The first major issue with this is perhaps the most obvious one. There have been no updates to mobile devices running Windows  8.1 to bring them up to Windows 10 Mobile. You may say “duh”, but this is indeed a problem. Microsoft has promised to update these devices to Windows 10 Mobile, they have made an express promise to release an update to all devices running Windows 8.1 (later whittled down to all devices with 8 GB and on Lumia Denim or equivalent) and they have failed to deliver. Let’s close our eyes and ignore the technical issue of whether Windows 10 Mobile is “ready” or not for now, that’s neither here nor there. The fact is, it has taken Microsoft over a year to deliver a promised update to its own mobile devices. Lest we forget, that update was used as a selling point of some Lumia devices and those Lumia devices have already received (comparatively inferior) successors.

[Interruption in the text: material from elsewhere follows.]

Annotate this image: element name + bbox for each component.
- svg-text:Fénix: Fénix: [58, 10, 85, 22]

Sure one might conclude that perhaps Windows 8.1 remains a good experience for Windows phone users over 10 Mobile, and that is arguable. While Windows 10 Mobile is still full of rough edges and puzzling design decisions, Microsoft (and other ISVs) has refocused all its efforts on mobile Windows on Windows 10 Mobile. This means that things on Windows Phone 8.1 are liable to break at any moment and the only fix to be offered will be to update to Windows 10 for newer apps and bug fixes.

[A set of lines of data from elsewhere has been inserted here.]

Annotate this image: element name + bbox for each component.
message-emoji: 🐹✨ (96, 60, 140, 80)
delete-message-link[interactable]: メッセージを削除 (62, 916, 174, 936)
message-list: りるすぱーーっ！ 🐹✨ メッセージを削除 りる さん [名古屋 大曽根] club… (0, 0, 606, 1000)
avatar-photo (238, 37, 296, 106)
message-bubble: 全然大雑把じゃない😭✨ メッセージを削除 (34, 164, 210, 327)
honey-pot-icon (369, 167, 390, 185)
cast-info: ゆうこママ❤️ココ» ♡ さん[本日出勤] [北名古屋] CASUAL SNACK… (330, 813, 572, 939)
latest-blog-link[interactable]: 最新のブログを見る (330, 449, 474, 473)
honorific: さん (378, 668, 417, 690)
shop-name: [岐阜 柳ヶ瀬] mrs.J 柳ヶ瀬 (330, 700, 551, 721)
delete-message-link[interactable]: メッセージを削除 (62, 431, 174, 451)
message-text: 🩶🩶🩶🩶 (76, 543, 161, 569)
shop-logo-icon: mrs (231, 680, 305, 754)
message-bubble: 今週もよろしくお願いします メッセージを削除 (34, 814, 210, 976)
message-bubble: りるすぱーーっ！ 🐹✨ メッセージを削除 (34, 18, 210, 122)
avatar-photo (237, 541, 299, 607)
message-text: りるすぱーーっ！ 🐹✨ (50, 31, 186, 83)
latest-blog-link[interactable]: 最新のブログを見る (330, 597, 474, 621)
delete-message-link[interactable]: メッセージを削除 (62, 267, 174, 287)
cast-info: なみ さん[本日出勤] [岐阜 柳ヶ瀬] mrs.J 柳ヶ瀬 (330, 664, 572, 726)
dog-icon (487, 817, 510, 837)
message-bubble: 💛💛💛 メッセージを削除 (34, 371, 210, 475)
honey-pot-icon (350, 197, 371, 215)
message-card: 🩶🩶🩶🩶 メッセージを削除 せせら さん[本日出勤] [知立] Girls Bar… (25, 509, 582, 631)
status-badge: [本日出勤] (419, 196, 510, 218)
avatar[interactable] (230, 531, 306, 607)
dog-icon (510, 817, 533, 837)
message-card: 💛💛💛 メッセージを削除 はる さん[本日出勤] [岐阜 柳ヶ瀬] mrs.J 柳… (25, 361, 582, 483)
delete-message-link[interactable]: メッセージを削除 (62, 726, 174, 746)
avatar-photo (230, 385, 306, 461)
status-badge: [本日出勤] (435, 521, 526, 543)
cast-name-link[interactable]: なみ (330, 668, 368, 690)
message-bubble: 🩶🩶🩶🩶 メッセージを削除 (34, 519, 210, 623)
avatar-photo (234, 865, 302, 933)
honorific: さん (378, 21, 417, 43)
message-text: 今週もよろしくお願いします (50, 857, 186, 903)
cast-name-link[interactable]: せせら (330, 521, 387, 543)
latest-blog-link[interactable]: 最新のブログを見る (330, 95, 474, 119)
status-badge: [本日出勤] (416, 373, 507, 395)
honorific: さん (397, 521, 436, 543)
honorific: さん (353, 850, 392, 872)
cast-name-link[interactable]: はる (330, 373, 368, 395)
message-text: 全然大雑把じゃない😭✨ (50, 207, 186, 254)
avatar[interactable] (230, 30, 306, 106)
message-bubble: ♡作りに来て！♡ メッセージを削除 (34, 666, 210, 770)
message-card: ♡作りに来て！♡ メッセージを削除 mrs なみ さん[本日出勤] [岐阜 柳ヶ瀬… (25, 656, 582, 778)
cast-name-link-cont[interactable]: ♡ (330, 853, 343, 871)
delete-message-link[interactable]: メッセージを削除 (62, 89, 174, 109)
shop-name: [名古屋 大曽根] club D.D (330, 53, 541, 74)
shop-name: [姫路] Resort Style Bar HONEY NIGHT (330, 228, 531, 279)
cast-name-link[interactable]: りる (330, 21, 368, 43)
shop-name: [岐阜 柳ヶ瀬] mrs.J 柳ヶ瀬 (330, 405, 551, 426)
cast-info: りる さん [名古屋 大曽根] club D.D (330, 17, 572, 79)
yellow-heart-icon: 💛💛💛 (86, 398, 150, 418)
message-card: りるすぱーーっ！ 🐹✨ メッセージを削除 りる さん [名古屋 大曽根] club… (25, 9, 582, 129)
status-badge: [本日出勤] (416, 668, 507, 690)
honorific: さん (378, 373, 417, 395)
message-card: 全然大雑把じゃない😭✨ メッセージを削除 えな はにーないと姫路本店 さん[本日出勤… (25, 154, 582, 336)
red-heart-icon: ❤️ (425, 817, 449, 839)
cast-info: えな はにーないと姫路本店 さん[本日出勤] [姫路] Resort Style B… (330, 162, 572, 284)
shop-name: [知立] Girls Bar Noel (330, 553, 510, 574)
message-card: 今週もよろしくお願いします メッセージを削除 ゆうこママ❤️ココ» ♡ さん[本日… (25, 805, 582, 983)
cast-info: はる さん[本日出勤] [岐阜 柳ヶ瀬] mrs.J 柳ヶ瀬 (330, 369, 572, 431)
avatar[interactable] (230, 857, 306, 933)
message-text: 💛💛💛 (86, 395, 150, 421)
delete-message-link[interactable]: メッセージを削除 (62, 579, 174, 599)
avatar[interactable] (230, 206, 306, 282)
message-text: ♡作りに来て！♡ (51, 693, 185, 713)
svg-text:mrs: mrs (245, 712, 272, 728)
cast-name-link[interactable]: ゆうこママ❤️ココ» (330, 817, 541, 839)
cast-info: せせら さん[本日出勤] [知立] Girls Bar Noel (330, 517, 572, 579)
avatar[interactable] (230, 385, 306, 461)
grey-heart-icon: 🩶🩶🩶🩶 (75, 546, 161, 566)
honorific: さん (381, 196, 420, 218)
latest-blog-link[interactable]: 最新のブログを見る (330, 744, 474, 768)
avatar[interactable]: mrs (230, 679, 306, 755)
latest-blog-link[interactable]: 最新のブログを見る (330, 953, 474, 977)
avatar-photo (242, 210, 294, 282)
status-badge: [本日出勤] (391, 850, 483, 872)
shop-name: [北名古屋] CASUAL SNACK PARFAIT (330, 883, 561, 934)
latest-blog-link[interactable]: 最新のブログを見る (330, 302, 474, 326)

As a further consequence of Microsoft focusing all of its efforts on Windows 10 Mobile, Windows 8.1 for phones has been neglected by Microsoft in terms of both app updates and feature updates. An app that demonstrably highlights this is Xbox Music – by Microsoft. Once a selling point of Windows Phone, this app quickly became a shadow of its former self in Windows 8.1 and was put on a bi-weekly update schedule. Microsoft eventually stopped updating the app and promised to focus on the Windows 10 version of the app. This means, that for over a year, the main music app/service for Windows 8.1 devices has gone untouched, and is fact still being called Xbox Music despite the fact that Microsoft renamed it as Groove over 9 months ago.

Another example of how the Windows 8.1 experience has been diminished can be seen in the Windows store. If one were to open the Windows store on Windows 8.1 (PC/Phone ), several app listings now appear glitch or buggy either lacking hero images, or having bugged out app info. We initially reported this as a glitch with Microsoft’s ongoing merger with the PC and phone stores months ago, but the experience has yet to be fixed and is still broken till this day.

Aside from that, many of Microsoft’s new apps and services launch on Windows 10 Mobile – if on Windows on phones at all. Windows Phone 8.1 is abandonware at this point, with just the Windows 10 update needing to bring it back to relevance.


There’s also the issue of Microsoft’s carrier and manufacturer partners selling Windows 8.1 phones with promised updates to Windows 10 Mobile in the near future. Blu and Yezz were Microsoft’s partners with Windows 8.1 phones in the past, now these companies are nowhere to be seen with Windows 10 phones, despite having Android phones on the market. Many of their previous phones will not receive the Windows 10 update due to Microsoft dragging their feet and making it financially unviable to do so. Surely it is clear that the process of making and releasing a new update – especially one that unifies operating systems – is no small task.

But Microsoft has done it before, and not just Microsoft. Apple and Google have also gone through 2 iterations of their flagship mobile OSes (with insider previews/public betas natch) while Microsoft has been struggling with producing and releasing just one. We can discuss in circles all day about whether Microsoft bit off more than they could chew, whether Windows 10 Mobile is a million times more complex than any other mobile operating system which has come before, and whether I’m being unfair. However, I’m not looking at the intent nor am I looking at the effort, I’m taking a look at results and so far, we have nothing worth writing home about aside from promises of this and that feature coming soon. Even if Microsoft releases Windows 10 Mobile today, then Windows Phone 8.1 are simply shuttled from one partially broken system to another.

Microsoft’s mobile operating system still remains a blip in the mobile OS market, and it is becoming increasingly clear that Microsoft – despite having big ideas – is failing at their execution of anything they’ve planned except perhaps the viability of their own platform.